Second c-section

I have just over two months left in my second pregnancy and I keep going back and forth between just scheduling my c-section or trying to labor first. My first was born via c-section because he was found breech at 38 weeks. They wanted to turn him but I refused and opted for the surgery because I was less comfortable with them trying to turn him than I was with the surgery. Both mine and my husbands family have only ever been able to give birth via c-section (all the women are around 5 feet tall and have large babies. I’m 5’0” and my son was 8 lbs 13 oz when he was born 3 days before my due date).
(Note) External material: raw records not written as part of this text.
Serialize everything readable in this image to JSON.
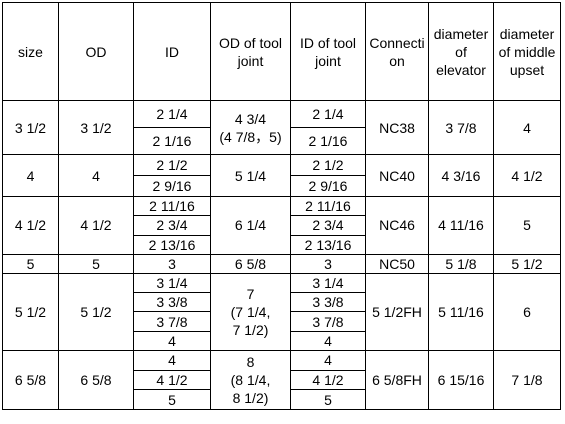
{
  "table": {
    "header": [
      "size",
      "OD",
      "ID",
      "OD of tool joint",
      "ID of tool joint",
      "Connection",
      "diameter of elevator",
      "diameter of middle upset"
    ],
    "groups": [
      {
        "size": "3 1/2",
        "od": "3 1/2",
        "ids": [
          "2 1/4",
          "2 1/16"
        ],
        "od_tool_joint": "4 3/4\n(4 7/8，5)",
        "id_tool_joint": [
          "2 1/4",
          "2 1/16"
        ],
        "connection": "NC38",
        "elevator": "3 7/8",
        "middle_upset": "4"
      },
      {
        "size": "4",
        "od": "4",
        "ids": [
          "2 1/2",
          "2 9/16"
        ],
        "od_tool_joint": "5 1/4",
        "id_tool_joint": [
          "2 1/2",
          "2 9/16"
        ],
        "connection": "NC40",
        "elevator": "4 3/16",
        "middle_upset": "4 1/2"
      },
      {
        "size": "4 1/2",
        "od": "4 1/2",
        "ids": [
          "2 11/16",
          "2 3/4",
          "2 13/16"
        ],
        "od_tool_joint": "6 1/4",
        "id_tool_joint": [
          "2 11/16",
          "2 3/4",
          "2 13/16"
        ],
        "connection": "NC46",
        "elevator": "4 11/16",
        "middle_upset": "5"
      },
      {
        "size": "5",
        "od": "5",
        "ids": [
          "3"
        ],
        "od_tool_joint": "6 5/8",
        "id_tool_joint": [
          "3"
        ],
        "connection": "NC50",
        "elevator": "5 1/8",
        "middle_upset": "5 1/2"
      },
      {
        "size": "5 1/2",
        "od": "5 1/2",
        "ids": [
          "3 1/4",
          "3 3/8",
          "3 7/8",
          "4"
        ],
        "od_tool_joint": "7\n(7 1/4,\n7 1/2)",
        "id_tool_joint": [
          "3 1/4",
          "3 3/8",
          "3 7/8",
          "4"
        ],
        "connection": "5 1/2FH",
        "elevator": "5 11/16",
        "middle_upset": "6"
      },
      {
        "size": "6 5/8",
        "od": "6 5/8",
        "ids": [
          "4",
          "4 1/2",
          "5"
        ],
        "od_tool_joint": "8\n(8 1/4,\n8 1/2)",
        "id_tool_joint": [
          "4",
          "4 1/2",
          "5"
        ],
        "connection": "6 5/8FH",
        "elevator": "6 15/16",
        "middle_upset": "7 1/8"
      }
    ]
  }
}
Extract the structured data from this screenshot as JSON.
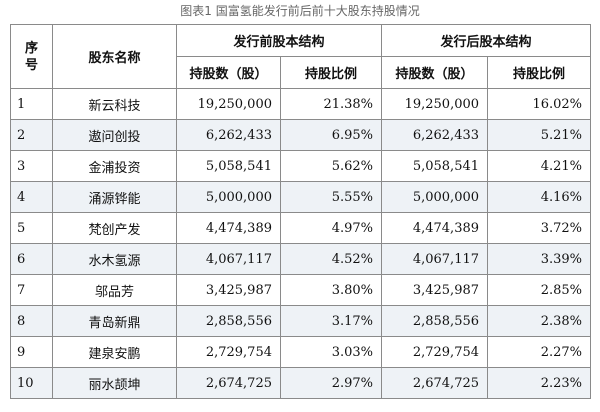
{
  "caption": "图表1 国富氢能发行前后前十大股东持股情况",
  "header": {
    "seq_line1": "序",
    "seq_line2": "号",
    "name": "股东名称",
    "pre_group": "发行前股本结构",
    "post_group": "发行后股本结构",
    "pre_shares": "持股数（股）",
    "pre_ratio": "持股比例",
    "post_shares": "持股数（股）",
    "post_ratio": "持股比例"
  },
  "rows": [
    {
      "no": "1",
      "name": "新云科技",
      "pre_shares": "19,250,000",
      "pre_ratio": "21.38%",
      "post_shares": "19,250,000",
      "post_ratio": "16.02%"
    },
    {
      "no": "2",
      "name": "遨问创投",
      "pre_shares": "6,262,433",
      "pre_ratio": "6.95%",
      "post_shares": "6,262,433",
      "post_ratio": "5.21%"
    },
    {
      "no": "3",
      "name": "金浦投资",
      "pre_shares": "5,058,541",
      "pre_ratio": "5.62%",
      "post_shares": "5,058,541",
      "post_ratio": "4.21%"
    },
    {
      "no": "4",
      "name": "涌源铧能",
      "pre_shares": "5,000,000",
      "pre_ratio": "5.55%",
      "post_shares": "5,000,000",
      "post_ratio": "4.16%"
    },
    {
      "no": "5",
      "name": "梵创产发",
      "pre_shares": "4,474,389",
      "pre_ratio": "4.97%",
      "post_shares": "4,474,389",
      "post_ratio": "3.72%"
    },
    {
      "no": "6",
      "name": "水木氢源",
      "pre_shares": "4,067,117",
      "pre_ratio": "4.52%",
      "post_shares": "4,067,117",
      "post_ratio": "3.39%"
    },
    {
      "no": "7",
      "name": "邬品芳",
      "pre_shares": "3,425,987",
      "pre_ratio": "3.80%",
      "post_shares": "3,425,987",
      "post_ratio": "2.85%"
    },
    {
      "no": "8",
      "name": "青岛新鼎",
      "pre_shares": "2,858,556",
      "pre_ratio": "3.17%",
      "post_shares": "2,858,556",
      "post_ratio": "2.38%"
    },
    {
      "no": "9",
      "name": "建泉安鹏",
      "pre_shares": "2,729,754",
      "pre_ratio": "3.03%",
      "post_shares": "2,729,754",
      "post_ratio": "2.27%"
    },
    {
      "no": "10",
      "name": "丽水颉坤",
      "pre_shares": "2,674,725",
      "pre_ratio": "2.97%",
      "post_shares": "2,674,725",
      "post_ratio": "2.23%"
    }
  ]
}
I came into this pregnancy wanting to try to labor but the more I talk to my husband, my Dr and my family, it seems like scheduled surgery is the way to go. My aunt had two kids via c-section after her Dr told her that she was a good candidate for a vbac after the first (which my dr with my first told me as well) and ended up having major complications after laboring and not progressing. My uncle (her husband) was talking to me about it and just seems really concerned because with their second, it became a life or death situation and they both really think it’s just safer to have the surgery for both the health of myself and the baby. So now I’m just scared of going into labor at all because my first c-section went so smoothly. I’ve never been ashamed of having a c-section and I never understood the stigma against it. But with all the stupid shit you see on social media and even this app sometimes, I can’t help but feel like less of a mom if I don’t labor first because I don’t know if I can give birth vaginally because even my first ended up being scheduled. Thoughts? What would you do?